Last Monday I found myself spinning my wheels, unable to concentrate on anything for longer than a few minutes. My daily to-do list had ballooned out of control, and I found myself returning to it again and again, trying to figure out where to fit in my usual workout.
Finally the small, sensible voice of reason in the back of my head cleared its throat and said “Um, excuse me? Sorry to interrupt but, um, the thing is, it doesn’t fit.”
Turns out, it’s not really possible to take on a whole slew of novel tasks, like hand-making holiday gifts, buying and wrapping dozens of presents, general magic-making, indulging in holiday manicures and embarking on a daily writing project – while also getting to all the things on my everyday to-do list: working, parenting, cooking, cleaning, fitness, and, you know, sleeping.
One of the tricky things about the holiday is that the preparation is basically a full-time job, but the rest of life doesn’t actually stop while it’s going on. We still have kids and jobs and homes and bodies that need our attention. It can feel like a personal failure to re-prioritize so that some things get less attention, but it’s really the only way to manage the load.
On the podcast, Sarah and I often talk about the “big rocks.” The metaphor goes like this: if you want to get big rocks, gravel, and sand in a jar, you start with the big rocks. Once they’ve established their places, the gravel can easily fit in around them. And when both the big rocks and gravel are in place, the sand slides effortlessly into the cracks and grooves.
Reverse the order, and you’ll have a jar half full of sand and gravel, with no room for the big rocks. And in life, the “big rocks” are the priorities.
That approach has been a lifesaver for me in prioritizing my days, but sometimes I have to remind myself that my “big rocks” can change over time, especially during an unusual or special situation…like a holiday.
Right now, working out and cooking healthy meals – usually two of my non-negotiable big rocks – are looking a lot more like gravel to me. We’re eating a lot of easy food and while I’m trying to remember to stretch and bend a few times throughout the day, I let go of the idea of formal workouts until after January 1.
On the flip side, baking and crafting, which are very much sand in my typical life, have suddenly become the big rocks around which I structure the rest of my day.
This won’t last forever, and I sometimes have to remind myself that a couple weeks eating differently or not exercising much won’t derail all the effort I put in year-round. And the beauty is that when I prioritize those big rocks effectively, a surprising amount of sand and gravel really do slip into the crevices.
The key is letting yourself mentally let go of worrying about the sand and gravel so you don’t waste time and energy trying to fit them in.
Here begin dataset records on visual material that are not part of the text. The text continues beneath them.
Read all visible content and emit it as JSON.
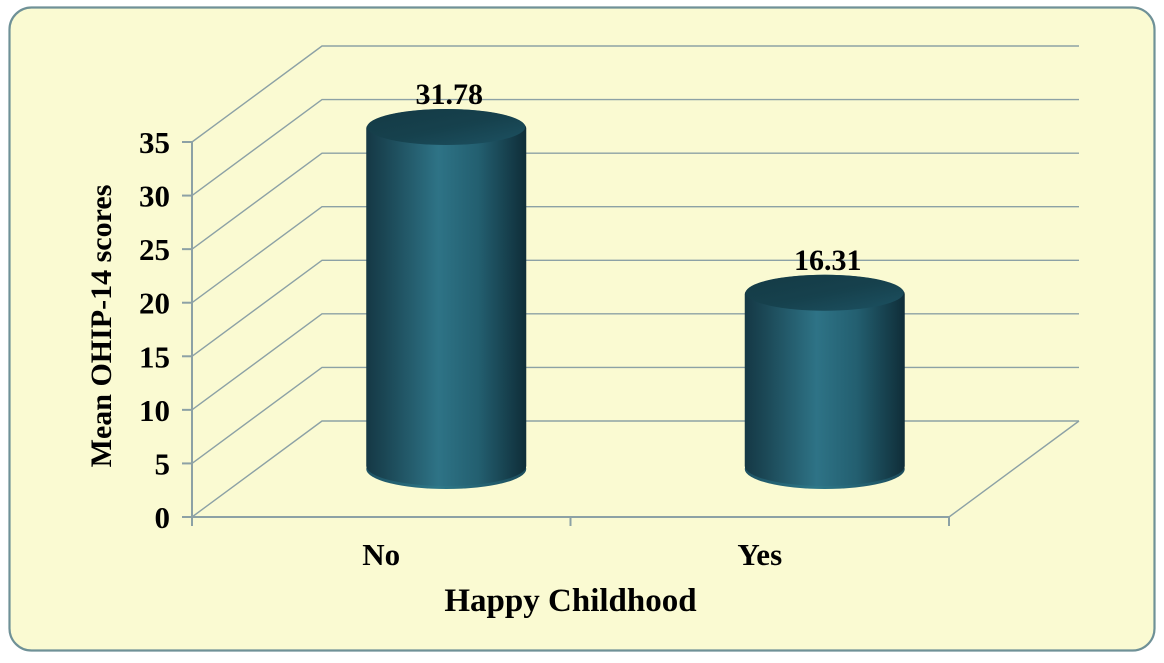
{
  "chart_data": {
    "type": "bar",
    "variant": "3d-cylinder",
    "title": "",
    "categories": [
      "No",
      "Yes"
    ],
    "values": [
      31.78,
      16.31
    ],
    "data_labels": [
      "31.78",
      "16.31"
    ],
    "xlabel": "Happy Childhood",
    "ylabel": "Mean OHIP-14 scores",
    "ylim": [
      0,
      35
    ],
    "ytick_step": 5,
    "yticks": [
      0,
      5,
      10,
      15,
      20,
      25,
      30,
      35
    ],
    "grid": true,
    "legend": false,
    "colors": {
      "page_background": "#FFFFFF",
      "chart_area_fill": "#FAFAD2",
      "chart_border": "#6F9197",
      "gridline": "#8CA1A5",
      "axis": "#8CA1A5",
      "text": "#000000",
      "cylinder_body_light": "#2E7386",
      "cylinder_body_mid": "#1B4755",
      "cylinder_body_dark": "#0F2D38",
      "cylinder_top_dark": "#163E4A",
      "cylinder_top_light": "#1E5462",
      "cylinder_bottom_light": "#2C7487"
    }
  }
}
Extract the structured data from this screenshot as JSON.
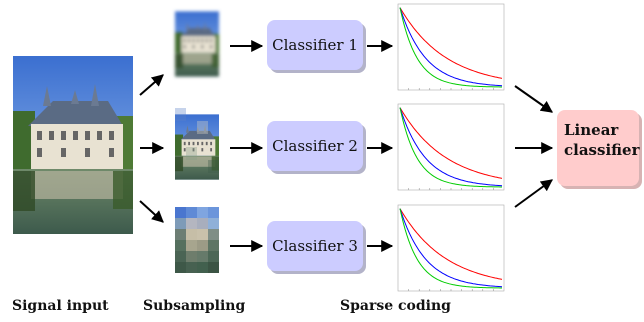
{
  "classifiers": [
    {
      "label": "Classifier 1"
    },
    {
      "label": "Classifier 2"
    },
    {
      "label": "Classifier 3"
    }
  ],
  "linear_classifier": {
    "line1": "Linear",
    "line2": "classifier"
  },
  "captions": {
    "signal_input": "Signal input",
    "subsampling": "Subsampling",
    "sparse_coding": "Sparse coding"
  },
  "colors": {
    "classifier_box": "#ccccff",
    "linear_box": "#ffcccc",
    "curve_red": "#ff0000",
    "curve_blue": "#0000ff",
    "curve_green": "#00cc00"
  }
}
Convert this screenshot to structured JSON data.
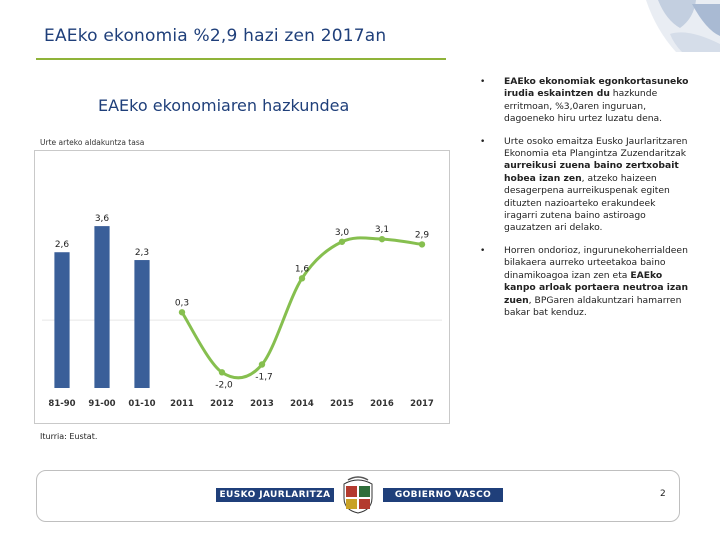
{
  "slide": {
    "title": "EAEko ekonomia %2,9 hazi zen 2017an",
    "page_number": "2"
  },
  "colors": {
    "title": "#1f3f7a",
    "title_rule": "#8fb339",
    "bar": "#3a5f99",
    "line": "#86bf4f"
  },
  "chart_data": {
    "type": "bar+line",
    "title": "EAEko ekonomiaren hazkundea",
    "subtitle": "Urte arteko aldakuntza tasa",
    "categories": [
      "81-90",
      "91-00",
      "01-10",
      "2011",
      "2012",
      "2013",
      "2014",
      "2015",
      "2016",
      "2017"
    ],
    "bars": {
      "categories": [
        "81-90",
        "91-00",
        "01-10"
      ],
      "values": [
        2.6,
        3.6,
        2.3
      ],
      "labels": [
        "2,6",
        "3,6",
        "2,3"
      ]
    },
    "line": {
      "categories": [
        "2011",
        "2012",
        "2013",
        "2014",
        "2015",
        "2016",
        "2017"
      ],
      "values": [
        0.3,
        -2.0,
        -1.7,
        1.6,
        3.0,
        3.1,
        2.9
      ],
      "labels": [
        "0,3",
        "-2,0",
        "-1,7",
        "1,6",
        "3,0",
        "3,1",
        "2,9"
      ]
    },
    "ylim": [
      -2.6,
      4.6
    ],
    "grid": false,
    "legend": "none",
    "source": "Iturria: Eustat."
  },
  "bullets": [
    {
      "parts": [
        {
          "text": "EAEko ekonomiak egonkortasuneko irudia eskaintzen du",
          "bold": true
        },
        {
          "text": " hazkunde erritmoan, %3,0aren inguruan, dagoeneko hiru urtez luzatu dena.",
          "bold": false
        }
      ]
    },
    {
      "parts": [
        {
          "text": "Urte osoko emaitza Eusko Jaurlaritzaren Ekonomia eta Plangintza Zuzendaritzak ",
          "bold": false
        },
        {
          "text": "aurreikusi zuena baino zertxobait hobea izan zen",
          "bold": true
        },
        {
          "text": ", atzeko haizeen desagerpena aurreikuspenak egiten dituzten nazioarteko erakundeek iragarri zutena baino astiroago gauzatzen ari delako.",
          "bold": false
        }
      ]
    },
    {
      "parts": [
        {
          "text": "Horren ondorioz, ingurunekoherrialdeen bilakaera aurreko urteetakoa baino dinamikoagoa izan zen eta ",
          "bold": false
        },
        {
          "text": "EAEko kanpo arloak portaera neutroa izan zuen",
          "bold": true
        },
        {
          "text": ", BPGaren aldakuntzari hamarren bakar bat kenduz.",
          "bold": false
        }
      ]
    }
  ],
  "footer": {
    "left_label": "EUSKO JAURLARITZA",
    "right_label": "GOBIERNO VASCO"
  }
}
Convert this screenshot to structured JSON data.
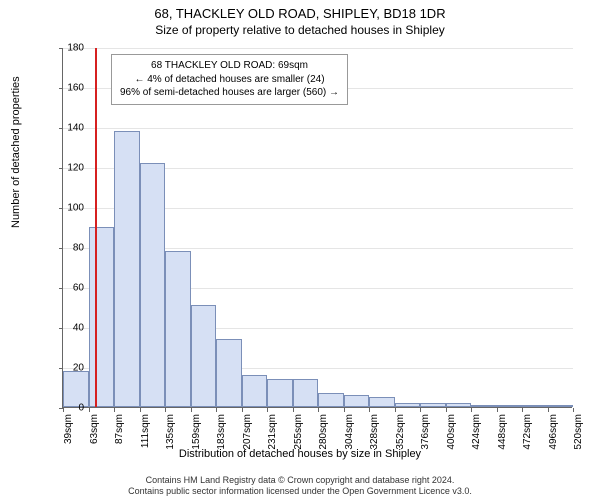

If I randomly find myself with time for an afternoon run, fantastic, but I’m not going to beat myself up about it if it doesn’t happen.
As we head into the final stretch of the holiday season, be sure to give yourself permission to reverse the order of priorities in your daily life.
You probably can’t fit it all in, so ask yourself: what are the most urgent things to tackle today?
Those are your big rocks: not forever, just today.